Want to experience life on the edge? You can do so, quite literally, at Grand Canyon West's Guano Point. Around the same time as the Hoover Dam construction, a passing boater discovered a Guano Cave in the 1930s. For two decades, miners tried unsuccessfully to extract nitrogen-rich guano (used for fertilizer) from the cave. Determined, the U.S. Guano Corporation purchased the property to extract the over 100,000 tons of guano from the cave by constructing a whopping $3.5 million tramway system. Stretching from the mine to today?s Guano Point, the aerial tramway led to a cable head-house. The entirety of the operation was built on land leased by the Hualapai Tribe, who today preserves the history and views of that historic operation.

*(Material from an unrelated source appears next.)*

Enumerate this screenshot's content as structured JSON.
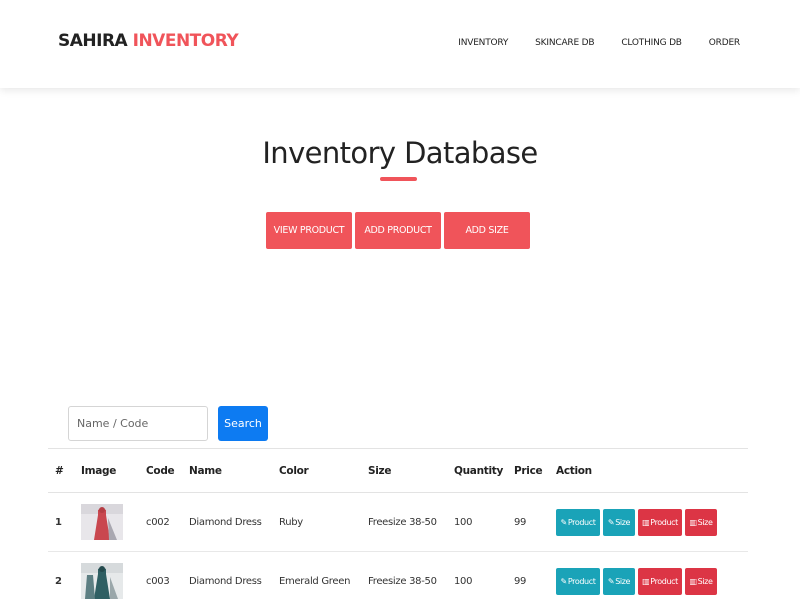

The cableway stretched across the river for more than 7,500 feet, looking straight down 2,500 feet below. When all of the cave's resources were exhausted in the late 1950s, steps were taken to dismantle the operation (which was compounded by an accident when a U.S. Air Force fighter jet crashed into a wire). Today, remaining structures are still in tact as an homage to the attempts to mine the canyon, open to visitors to take in the beauty and history of the region.
Plan a full day trip to maximize your visit, starting with the "Highpoint Hike," which boasts panoramic views of the Grand Canyon and the Colorado River. Many areas don't have railings, so take caution and keep kiddos close. From there, dine at the edge of the canyon at Guano Deli, where dishes like barbecue shredded beef, salads, and baked chicken are served up along with views of one of the Seven Natural Wonders of the World. End the day at the Hualapai Market, where visitors can shop Native American crafts and jewelry and learn from tribal members.
To visit Guano Point, the Hualapai Tribe offers an array of tour packages to choose from. (External companies offers helicopter or other tours pay a fee to the tribe for use.) The Hualapai Legacy Day Pass includes access to the three viewpoints and transportation between them on a hop-on, hop-off bus for $44 per person. That can be upgraded with a meal at one of the viewpoints-including the Guano Deli-for an additional fee. To see all of those points and take a stroll on the Legacy Skywalk, the Legacy Skywalk package is $62. Upgrades from there include meals, helicopter rides, or private shuttles for up to 10 guests to each viewpoint instead of the group bus.